Getting Students to Use It

So, how do you set a certain tone with Hypothesis? The app has been helpful to encourage undergraduate students to think of Hypothesis as a virtual study session, thereby setting the tone of collaboration while also encouraging them to ask organic questions and to make meaningful contributions.

The best thing you can do is to model best practices: log on ahead of time and make model annotations. There is no way to make your own annotations as the instructor stand out, so you have to get students’ attention immediately. If you plant enough model annotations throughout the text and email broad touchstone questions ahead of time for students to reference when deciding how to annotate, you should find that it becomes a largely turnkey operation for you.

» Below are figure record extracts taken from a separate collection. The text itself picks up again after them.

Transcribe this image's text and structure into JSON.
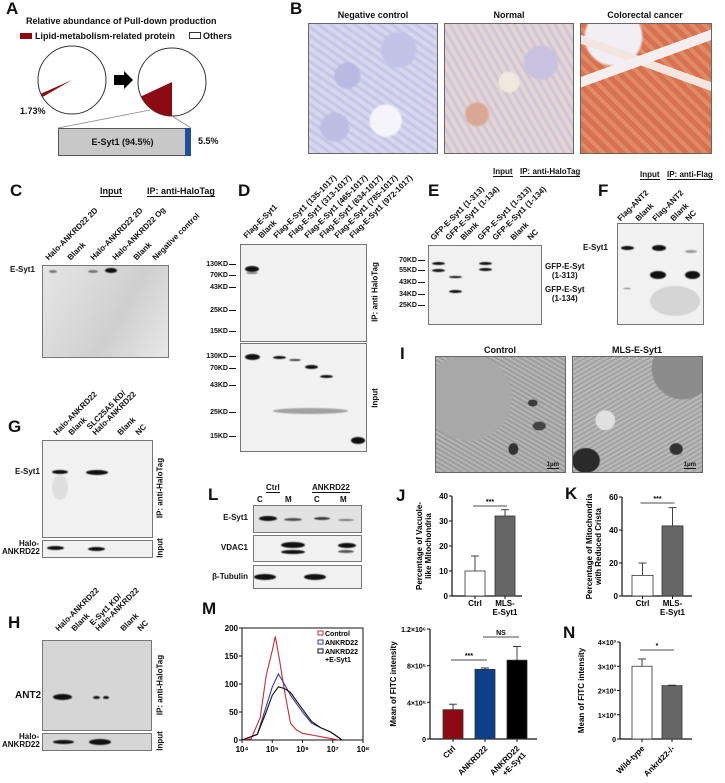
{
  "panels": {
    "A": {
      "label": "A"
    },
    "B": {
      "label": "B",
      "images": [
        "Negative control",
        "Normal",
        "Colorectal cancer"
      ]
    },
    "C": {
      "label": "C",
      "header_input": "Input",
      "header_ip": "IP:  anti-HaloTag",
      "lanes": [
        "Halo-ANKRD22 2D",
        "Blank",
        "Halo-ANKRD22 2D",
        "Halo-ANKRD22 Og",
        "Blank",
        "Negative control"
      ],
      "row_label": "E-Syt1"
    },
    "D": {
      "label": "D",
      "lanes": [
        "Flag-E-Syt1",
        "Blank",
        "Flag-E-Syt1 (135-1017)",
        "Flag-E-Syt1 (313-1017)",
        "Flag-E-Syt1 (465-1017)",
        "Flag-E-Syt1 (634-1017)",
        "Flag-E-Syt1 (785-1017)",
        "Flag-E-Syt1 (972-1017)"
      ],
      "markers": [
        "130KD",
        "70KD",
        "43KD",
        "25KD",
        "15KD"
      ],
      "side_top": "IP: anti HaloTag",
      "side_bottom": "Input"
    },
    "E": {
      "label": "E",
      "header_input": "Input",
      "header_ip": "IP: anti-HaloTag",
      "lanes": [
        "GFP-E-Syt1 (1-313)",
        "GFP-E-Syt1 (1-134)",
        "Blank",
        "GFP-E-Syt1 (1-313)",
        "GFP-E-Syt1 (1-134)",
        "Blank",
        "NC"
      ],
      "markers": [
        "70KD",
        "55KD",
        "43KD",
        "34KD",
        "25KD"
      ],
      "band_label_1": "GFP-E-Syt\n(1-313)",
      "band_label_2": "GFP-E-Syt\n(1-134)"
    },
    "F": {
      "label": "F",
      "header_input": "Input",
      "header_ip": "IP: anti-Flag",
      "lanes": [
        "Flag-ANT2",
        "Blank",
        "Flag-ANT2",
        "Blank",
        "NC"
      ],
      "row_label": "E-Syt1"
    },
    "G": {
      "label": "G",
      "lanes": [
        "Halo-ANKRD22",
        "Blank",
        "SLC25A5 KD/\nHalo-ANKRD22",
        "Blank",
        "NC"
      ],
      "row_label": "E-Syt1",
      "input_label": "Halo-\nANKRD22",
      "side_top": "IP: anti-HaloTag",
      "side_bottom": "Input"
    },
    "H": {
      "label": "H",
      "lanes": [
        "Halo-ANKRD22",
        "Blank",
        "E-Syt1 KD/\nHalo-ANKRD22",
        "Blank",
        "NC"
      ],
      "row_label": "ANT2",
      "input_label": "Halo-\nANKRD22",
      "side_top": "IP: anti-HaloTag",
      "side_bottom": "Input"
    },
    "I": {
      "label": "I",
      "images": [
        "Control",
        "MLS-E-Syt1"
      ],
      "scale_bar": "1μm"
    },
    "J": {
      "label": "J"
    },
    "K": {
      "label": "K"
    },
    "L": {
      "label": "L",
      "groups": [
        "Ctrl",
        "ANKRD22"
      ],
      "fractions": [
        "C",
        "M",
        "C",
        "M"
      ],
      "rows": [
        "E-Syt1",
        "VDAC1",
        "β-Tubulin"
      ]
    },
    "M": {
      "label": "M"
    },
    "N": {
      "label": "N"
    }
  },
  "chart_data": [
    {
      "id": "A-pies",
      "type": "pie",
      "title": "Relative abundance of Pull-down production",
      "legend": [
        {
          "name": "Lipid-metabolism-related protein",
          "color": "#8b0a14"
        },
        {
          "name": "Others",
          "color": "#ffffff"
        }
      ],
      "pies": [
        {
          "slices": [
            {
              "name": "Lipid-metabolism-related protein",
              "value": 1.73,
              "label": "1.73%"
            },
            {
              "name": "Others",
              "value": 98.27
            }
          ]
        },
        {
          "slices": [
            {
              "name": "Lipid-metabolism-related protein",
              "value": 18.08,
              "label": "18.08%"
            },
            {
              "name": "Others",
              "value": 81.92
            }
          ]
        }
      ]
    },
    {
      "id": "A-stack",
      "type": "bar",
      "stacked": true,
      "segments": [
        {
          "label": "E-Syt1 (94.5%)",
          "value": 94.5,
          "color": "#c8c8c8"
        },
        {
          "label": "5.5%",
          "value": 5.5,
          "color": "#1f4e9a"
        }
      ]
    },
    {
      "id": "J",
      "type": "bar",
      "categories": [
        "Ctrl",
        "MLS-\nE-Syt1"
      ],
      "values": [
        10,
        32
      ],
      "errors": [
        6,
        2.5
      ],
      "colors": [
        "#ffffff",
        "#666666"
      ],
      "ylabel": "Percentage of Vacuole-\nlike Mitochondria",
      "ylim": [
        0,
        40
      ],
      "yticks": [
        "0",
        "10",
        "20",
        "30",
        "40"
      ],
      "yticks_values": [
        0,
        10,
        20,
        30,
        40
      ],
      "significance": [
        {
          "pair": [
            0,
            1
          ],
          "label": "***"
        }
      ]
    },
    {
      "id": "K",
      "type": "bar",
      "categories": [
        "Ctrl",
        "MLS-\nE-Syt1"
      ],
      "values": [
        12.5,
        42.5
      ],
      "errors": [
        7.5,
        11
      ],
      "colors": [
        "#ffffff",
        "#666666"
      ],
      "ylabel": "Percentage of Mitochondria\nwith Reduced Crista",
      "ylim": [
        0,
        60
      ],
      "yticks": [
        "0",
        "20",
        "40",
        "60"
      ],
      "yticks_values": [
        0,
        20,
        40,
        60
      ],
      "significance": [
        {
          "pair": [
            0,
            1
          ],
          "label": "***"
        }
      ]
    },
    {
      "id": "M-hist",
      "type": "line",
      "x_scale": "log",
      "xlim": [
        10000,
        100000000
      ],
      "ylim": [
        0,
        200
      ],
      "xticks": [
        "10⁴",
        "10⁵",
        "10⁶",
        "10⁷",
        "10⁸"
      ],
      "xticks_values": [
        10000,
        100000,
        1000000,
        10000000,
        100000000
      ],
      "yticks": [
        "0",
        "50",
        "100",
        "150",
        "200"
      ],
      "yticks_values": [
        0,
        50,
        100,
        150,
        200
      ],
      "legend_position": "top-right",
      "series": [
        {
          "name": "Control",
          "color": "#c0303a",
          "x": [
            10000,
            20000,
            40000,
            63000,
            100000,
            126000,
            178000,
            250000,
            400000,
            630000,
            1000000,
            2500000,
            6300000,
            10000000,
            16000000
          ],
          "y": [
            0,
            2,
            40,
            115,
            160,
            185,
            140,
            90,
            30,
            18,
            12,
            8,
            4,
            2,
            0
          ]
        },
        {
          "name": "ANKRD22",
          "color": "#3a3aa0",
          "x": [
            10000,
            32000,
            63000,
            100000,
            160000,
            250000,
            400000,
            630000,
            1000000,
            2000000,
            4000000,
            8000000,
            12600000,
            20000000
          ],
          "y": [
            0,
            10,
            60,
            95,
            118,
            100,
            80,
            65,
            50,
            30,
            22,
            15,
            8,
            0
          ]
        },
        {
          "name": "ANKRD22\n+E-Syt1",
          "color": "#111111",
          "x": [
            10000,
            32000,
            63000,
            100000,
            160000,
            250000,
            400000,
            630000,
            1000000,
            2000000,
            4000000,
            8000000,
            12600000,
            20000000
          ],
          "y": [
            0,
            10,
            50,
            80,
            95,
            92,
            85,
            70,
            55,
            33,
            22,
            15,
            8,
            0
          ]
        }
      ]
    },
    {
      "id": "M-bar",
      "type": "bar",
      "categories": [
        "Ctrl",
        "ANKRD22",
        "ANKRD22\n+E-Syt1"
      ],
      "values": [
        320000,
        760000,
        860000
      ],
      "errors": [
        60000,
        15000,
        150000
      ],
      "colors": [
        "#8b0a14",
        "#0d3f8a",
        "#000000"
      ],
      "ylabel": "Mean of FITC intensity",
      "ylim": [
        0,
        1200000
      ],
      "yticks": [
        "0",
        "4×10⁵",
        "8×10⁵",
        "1.2×10⁶"
      ],
      "yticks_values": [
        0,
        400000,
        800000,
        1200000
      ],
      "significance": [
        {
          "pair": [
            0,
            1
          ],
          "label": "***"
        },
        {
          "pair": [
            1,
            2
          ],
          "label": "NS"
        }
      ]
    },
    {
      "id": "N",
      "type": "bar",
      "categories": [
        "Wild-type",
        "Ankrd22-/-"
      ],
      "values": [
        3000,
        2200
      ],
      "errors": [
        300,
        20
      ],
      "colors": [
        "#ffffff",
        "#666666"
      ],
      "ylabel": "Mean of FITC intensity",
      "ylim": [
        0,
        4000
      ],
      "yticks": [
        "0",
        "1×10³",
        "2×10³",
        "3×10³",
        "4×10³"
      ],
      "yticks_values": [
        0,
        1000,
        2000,
        3000,
        4000
      ],
      "significance": [
        {
          "pair": [
            0,
            1
          ],
          "label": "*"
        }
      ]
    }
  ]
}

Tell students to interact with one another and you will be amazed as, lo and behold, they actually do it! Be sure to give gentle reminders and encouragement and to monitor for accurate information as students engage with one another, but take a position of passive oversight rather than active intervention. Save that for the lecture. Remember that, especially this semester, students are surprisingly eager to interact with their peers. Use that!

Best for Shorter Texts

While the potential for more in-depth analysis of shorter texts exists within Hypothesis, longer texts are ill-suited to this purpose because of the increasing possibility for insightful comments to go unnoticed. This problem is compounded by the necessity to refresh the document to view new comments. Once the document is refreshed, the user inevitably has to scroll through the text to find the new posts. Considering these technical challenges, I would suggest using Hypothesis only for documents under ten pages in length.

Needs a +1

Furthermore, if Hypothesis is the only tool used for a class discussion, it can be difficult to guide the students toward synthesis. To this end, if the purpose of the reading lies not in the specifics of the text but in the big picture ideas presented therein, Blackboard Discussion Board might be best suited to getting the students where they need to go.

Using the notes feature within Hypothesis to pose broader questions is a possibility; however, students have found it challenging to keep track of continuous annotations on textural analysis and simultaneously respond to questions involving synthesis or evaluation. After all, switching back and forth between multiple levels of Bloom’s taxonomy is no small task.